Motorfietsen vanaf 30 duizend euro en motorfietsen vanaf 130 duizend euro. Laat me duidelijk zijn, het National Trophy-reglement is Open, dus het kan, alles is toegestaan en geoorloofd. Er zijn echter enorme verschillen tussen de fietsen, de teams, de realiteit in het kampioenschap en tussen de rijders in de race waarin professionals, opkomende jongeren, veteranen en zelfs veel amateurs zijn.
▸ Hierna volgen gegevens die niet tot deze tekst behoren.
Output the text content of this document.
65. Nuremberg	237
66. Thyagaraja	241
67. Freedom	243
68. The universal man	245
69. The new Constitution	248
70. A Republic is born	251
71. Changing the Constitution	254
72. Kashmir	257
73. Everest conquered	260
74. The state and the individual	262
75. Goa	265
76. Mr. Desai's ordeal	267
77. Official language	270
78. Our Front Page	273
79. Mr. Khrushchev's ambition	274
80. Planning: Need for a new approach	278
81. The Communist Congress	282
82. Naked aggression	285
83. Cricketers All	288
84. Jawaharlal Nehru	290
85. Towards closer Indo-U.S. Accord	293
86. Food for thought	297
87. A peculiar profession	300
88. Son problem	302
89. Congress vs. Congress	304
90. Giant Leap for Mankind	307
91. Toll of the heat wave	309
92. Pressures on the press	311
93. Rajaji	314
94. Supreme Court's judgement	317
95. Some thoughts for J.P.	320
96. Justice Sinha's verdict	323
Maak een wandeling in de National paddock en het verschil tussen professionele structuren en tenten, tussen vrachtwagens en bestelwagens springt meteen in het oog. Het geld hebben is echter niet genoeg, het is essentieel om te weten hoe je het goed kunt besteden en vooral om de juiste renners te hebben: zij maken vaak het verschil.
Bij de National Trophy is er echt van alles. De BMW gereden door Gabriele Ruiu is een motorfiets in het Superbike Wereldkampioenschap. Hij is eind 2021 tweedehands gekocht. Er zijn geen officiële gegevens, maar de waarde zou rond de 120/130 duizend euro moeten liggen en misschien meer. Dit is een echte Superbike en zelfs de leken zien het. Dit weekend rijdt Ruiu in Catalonië met de motor die in Misano wordt gebruikt.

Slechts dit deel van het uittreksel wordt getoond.